# Projct Black Venge



## hd tech (Aug 15, 2010)

My new bike came in today. It isn't built up yet but I should be able to ride it on Sunday. It is a 54cm S Works Venge with Dura Ace group.


----------



## jason07 (Jul 26, 2010)

awesome bike! Have you thought about making the tape white?


----------



## hd tech (Aug 15, 2010)

Thanks jason07. I am going to use white bar tape.


----------



## carlislegeorge (Mar 28, 2004)

no no no, don't do it! have you thought about a black saddle?


----------



## hd tech (Aug 15, 2010)

I think I am going to keep the white for a while. My Tarmac has black bar tape and saddle.
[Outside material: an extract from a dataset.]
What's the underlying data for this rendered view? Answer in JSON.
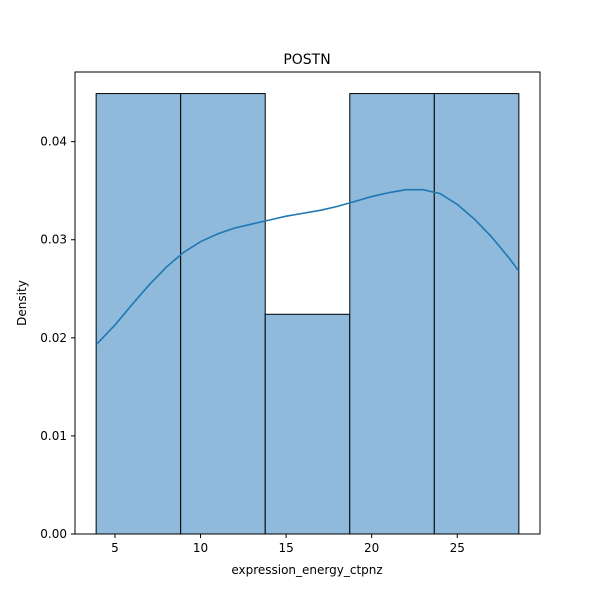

When the white gets to the point where I can't mke it look clean I will change it.


----------



## Mello Velo (Sep 21, 2011)

Very nice looking bike!


----------



## fatdawg (Jun 9, 2011)

:thumbsup:


----------



## vontress (Jul 19, 2009)

Love it!


----------



## shb77 (Jun 17, 2011)

Bike looks sweet!

I agree that white bar tape would look the best - baby wipes IMHO are great for keeping it clean!


----------



## DDDonny (Sep 29, 2005)

I'm jealous! Anyway, congrats on getting a VENGE!


----------



## smoothie7 (Apr 11, 2011)

Looks like a great bike. I too would put white bar tape and white pedals on it. I think it would really set it off


----------



## ezrida (Aug 20, 2011)

sweet bike, let us know how it rides.


----------



## rubbersoul (Mar 1, 2010)

Nice bike! which handlebars are those?


----------



## hd tech (Aug 15, 2010)

Thanks for the replies. I have not had a chance to ride the bike yet. I just got back from vacation and I should be able to ride it tomorrow. rubbersoul the bars are S works carbon bars and I like the way they feel, much better than the bars on my Tarmac.


----------



## pg12340 (Apr 18, 2011)

A guy I know just picked up this same bike. These bikes are sick! congrats on your bike.


----------



## hd tech (Aug 15, 2010)

*Update on the Venge*

I had a chance to put 70 miles on the bike this weekend. I can tell you that the bike performs well. I can get up to speed faster and hold it longer with this bike. I came off a 2009 Tarmac comp with Mavic SL wheels.The Venge isn't a harsh ride, it is a better ride than my Tarmac over bumps and rough roads. The wheels do push you around in heavy cross winds but overall ride nice. I am glad I got the Venge over a Tarmac and if you get a chance to ride one you should.


----------